Longer school days and small class sizes have been introduced by a failing Birmingham school at the heart of the Trojan Horse scandal in a bid to turn it around.
Golden Hillock was one of five Birmingham schools plunged into special measures after snap inspections by Ofsted - sparked by the emergence of the so-called Operation Trojan Horse plot.
A leaked letter, supposedly penned by one conspirator to another, detailed an alleged plot by hard-line Muslims to oust teachers, take over governing bodies and Islamise non-faith schools across the city.
In April 2014, Ofsted inspectors descended on Golden Hillock School, in Sparkhill, and branded it "inadequate" - criticising it for doing "too little to keep students safe from the risks associated with extremist views".
Hardeep Saini, principal at the time of the inspection, is one of 13 teachers from across five Trojan Horse-linked schools currently facing disciplinary hearings and possible life-time bans from the classroom.
Almost two years on from Ofsted's snap inspection, Golden Hillock is beyond recognition - with almost all trace of its past and links to Trojan Horse literally painted away.
Outside stands a new sign, proudly announcing it as the newly named Ark Boulton Academy after it was taken over by the respected Ark academy chain in September.
Pupils stride quietly, yet purposefully, around the school corridors in their crisp new uniforms - including blazers they hand-picked themselves.
The uniform, says new headteacher Herminder Channa, is a powerful symbol of pupils' pride - a virtue children have struggled to show since their school was flung into the glare of the media spotlight after Trojan Horse emerged.
Mrs Channa said the scandal has had a huge impact on the school, with standards slipping since it broke nearly two years ago.
In 2013, the summer before Trojan Horse emerged, 52 per cent of the school's pupils clinched the benchmark government standard of five GCSEs or more grades A* to C including English and maths.
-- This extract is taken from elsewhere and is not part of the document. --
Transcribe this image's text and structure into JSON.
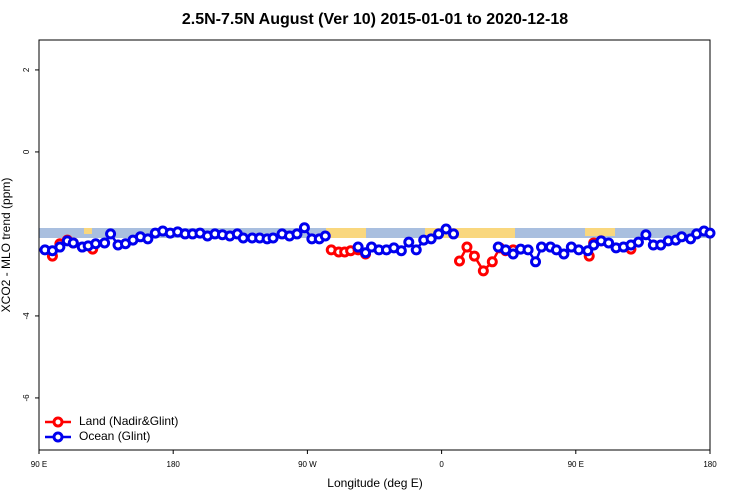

However, the figure dropped to 43 per cent in 2014 and fell further to 41 per cent last summer.
Now, the school is strongly focussed on changing its academic fortunes, breaking the mould by introducing some radical new initiatives - including small class sizes made up by as few as 16 pupils.
It also has longer days, with school starting at 8.20am and finishing at 3.35pm - with popular optional after school clubs running until 5pm.
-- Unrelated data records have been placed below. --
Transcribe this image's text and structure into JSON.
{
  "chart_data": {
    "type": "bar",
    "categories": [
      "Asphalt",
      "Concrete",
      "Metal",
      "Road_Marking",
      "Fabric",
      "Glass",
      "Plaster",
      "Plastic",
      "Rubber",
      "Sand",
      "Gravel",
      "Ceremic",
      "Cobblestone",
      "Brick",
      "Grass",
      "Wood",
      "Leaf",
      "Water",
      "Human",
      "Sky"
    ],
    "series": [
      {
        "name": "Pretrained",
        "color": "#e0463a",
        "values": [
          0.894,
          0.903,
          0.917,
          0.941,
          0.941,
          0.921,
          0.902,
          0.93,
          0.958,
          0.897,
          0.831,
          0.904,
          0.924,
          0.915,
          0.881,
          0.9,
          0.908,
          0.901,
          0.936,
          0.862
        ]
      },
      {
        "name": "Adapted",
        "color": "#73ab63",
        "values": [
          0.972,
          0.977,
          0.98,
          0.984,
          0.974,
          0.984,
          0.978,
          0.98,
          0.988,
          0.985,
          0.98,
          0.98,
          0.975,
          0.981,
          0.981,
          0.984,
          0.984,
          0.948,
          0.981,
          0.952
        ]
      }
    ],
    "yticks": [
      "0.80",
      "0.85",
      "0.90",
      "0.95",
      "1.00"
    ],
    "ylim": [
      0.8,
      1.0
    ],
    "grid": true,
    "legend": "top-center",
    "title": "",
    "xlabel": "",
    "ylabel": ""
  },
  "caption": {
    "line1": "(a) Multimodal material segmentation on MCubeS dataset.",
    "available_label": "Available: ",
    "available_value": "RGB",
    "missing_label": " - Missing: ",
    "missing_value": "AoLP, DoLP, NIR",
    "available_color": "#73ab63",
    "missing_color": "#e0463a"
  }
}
"We have ten form classes to each year group and each child will keep the same form tutor throughout their whole time at the school," said Mrs Channa.
"It's not just about academic achievement, it means form tutors can develop strong relationships with pupils and will be able to spot if there are any issues."
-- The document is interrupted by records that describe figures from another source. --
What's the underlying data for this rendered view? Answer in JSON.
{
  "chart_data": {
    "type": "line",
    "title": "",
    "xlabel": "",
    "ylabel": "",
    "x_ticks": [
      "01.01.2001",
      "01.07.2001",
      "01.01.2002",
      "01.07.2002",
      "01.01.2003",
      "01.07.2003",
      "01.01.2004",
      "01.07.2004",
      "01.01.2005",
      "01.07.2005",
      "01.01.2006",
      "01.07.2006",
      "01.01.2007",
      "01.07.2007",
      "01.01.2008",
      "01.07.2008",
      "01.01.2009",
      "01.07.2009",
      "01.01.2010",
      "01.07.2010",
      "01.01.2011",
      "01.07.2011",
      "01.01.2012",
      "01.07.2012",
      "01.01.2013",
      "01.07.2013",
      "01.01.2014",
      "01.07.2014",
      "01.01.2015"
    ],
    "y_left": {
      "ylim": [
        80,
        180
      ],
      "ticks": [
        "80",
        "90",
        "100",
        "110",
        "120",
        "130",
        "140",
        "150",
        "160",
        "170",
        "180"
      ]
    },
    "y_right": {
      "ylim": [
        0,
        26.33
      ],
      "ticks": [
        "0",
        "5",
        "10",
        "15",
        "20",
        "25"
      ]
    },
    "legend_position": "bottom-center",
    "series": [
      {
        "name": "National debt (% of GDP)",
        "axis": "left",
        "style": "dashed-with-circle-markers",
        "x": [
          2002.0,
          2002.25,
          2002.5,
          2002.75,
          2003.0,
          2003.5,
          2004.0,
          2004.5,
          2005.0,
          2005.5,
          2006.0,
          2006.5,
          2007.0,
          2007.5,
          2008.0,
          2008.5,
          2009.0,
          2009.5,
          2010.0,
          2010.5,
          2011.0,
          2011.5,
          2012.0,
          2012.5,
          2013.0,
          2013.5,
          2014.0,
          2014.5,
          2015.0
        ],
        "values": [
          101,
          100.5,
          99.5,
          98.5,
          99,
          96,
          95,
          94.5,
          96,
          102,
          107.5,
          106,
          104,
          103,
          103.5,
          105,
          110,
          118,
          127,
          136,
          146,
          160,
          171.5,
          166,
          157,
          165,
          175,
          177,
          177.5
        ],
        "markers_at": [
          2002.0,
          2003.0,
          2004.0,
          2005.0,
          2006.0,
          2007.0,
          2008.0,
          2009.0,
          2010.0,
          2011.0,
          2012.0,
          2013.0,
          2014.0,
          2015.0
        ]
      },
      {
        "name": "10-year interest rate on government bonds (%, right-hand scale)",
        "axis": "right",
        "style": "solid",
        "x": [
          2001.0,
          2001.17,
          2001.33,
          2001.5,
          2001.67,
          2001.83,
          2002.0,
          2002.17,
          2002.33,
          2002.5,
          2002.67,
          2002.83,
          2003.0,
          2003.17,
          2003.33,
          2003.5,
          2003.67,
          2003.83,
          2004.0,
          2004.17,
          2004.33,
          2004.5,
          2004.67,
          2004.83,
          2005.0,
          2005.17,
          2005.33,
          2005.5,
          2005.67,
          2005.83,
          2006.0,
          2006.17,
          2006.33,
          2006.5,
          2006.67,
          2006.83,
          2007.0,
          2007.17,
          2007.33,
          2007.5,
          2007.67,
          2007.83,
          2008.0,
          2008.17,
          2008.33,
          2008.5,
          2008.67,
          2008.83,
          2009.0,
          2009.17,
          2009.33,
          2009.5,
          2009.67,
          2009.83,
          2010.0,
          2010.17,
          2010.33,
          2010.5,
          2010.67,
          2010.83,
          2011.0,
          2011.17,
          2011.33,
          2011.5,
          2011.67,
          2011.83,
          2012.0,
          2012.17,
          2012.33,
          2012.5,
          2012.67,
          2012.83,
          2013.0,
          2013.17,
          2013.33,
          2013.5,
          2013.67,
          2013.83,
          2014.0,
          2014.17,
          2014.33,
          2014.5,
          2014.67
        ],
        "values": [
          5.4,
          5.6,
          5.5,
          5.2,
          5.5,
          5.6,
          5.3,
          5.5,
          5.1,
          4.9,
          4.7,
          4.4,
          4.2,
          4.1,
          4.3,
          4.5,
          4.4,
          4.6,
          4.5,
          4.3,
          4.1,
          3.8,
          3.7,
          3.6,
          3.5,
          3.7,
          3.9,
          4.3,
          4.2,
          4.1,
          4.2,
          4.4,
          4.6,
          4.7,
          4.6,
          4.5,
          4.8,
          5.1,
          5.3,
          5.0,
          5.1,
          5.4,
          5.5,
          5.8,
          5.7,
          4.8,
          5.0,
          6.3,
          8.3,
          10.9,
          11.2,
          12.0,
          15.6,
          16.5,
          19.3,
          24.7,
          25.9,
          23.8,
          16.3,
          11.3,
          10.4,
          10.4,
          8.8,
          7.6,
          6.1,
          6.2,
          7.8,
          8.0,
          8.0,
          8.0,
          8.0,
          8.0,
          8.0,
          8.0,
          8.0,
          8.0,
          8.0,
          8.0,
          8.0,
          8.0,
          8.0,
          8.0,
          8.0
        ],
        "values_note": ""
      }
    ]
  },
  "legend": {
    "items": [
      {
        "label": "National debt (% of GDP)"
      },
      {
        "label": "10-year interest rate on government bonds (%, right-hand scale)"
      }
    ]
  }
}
And the school has gone to great lengths to secure a full compliment of talented staff, recruiting top teachers from as far away as Australia.
Mrs Channa said the school was already a "million miles away" from the place she walked into when she first clinched the job.
"When I first came, what I saw was children that were academically let down," she added.
"These were bright children that wanted to learn. This is what it's about - they have a right to the best education we can provide for them. That's what I am going to give them."
She admitted that she had a long way to go, with the school still in special measures and deemed 'inadequate' when it last underwent a monitoring inspection by Ofsted last June.
"I want to engage with the whole community, obviously they have been through a very unstable time," she added.
"It's about building trust. It's not something we can expect straight away but we are already seeing a lot of positivity from parents and pupils."
Mrs Channa believes she is well placed to pull Ark Boulton out of special measures with a track record of success under her belt.
She helped set up Nishkam High, a free school in Birmingham which opened in September 2012 and was rated 'outstanding' in 2014.
"Trojan Horse is something that is in the past, it is an event that happened," she added.
"People can see the light at the end of the tunnel. It's about looking to the future."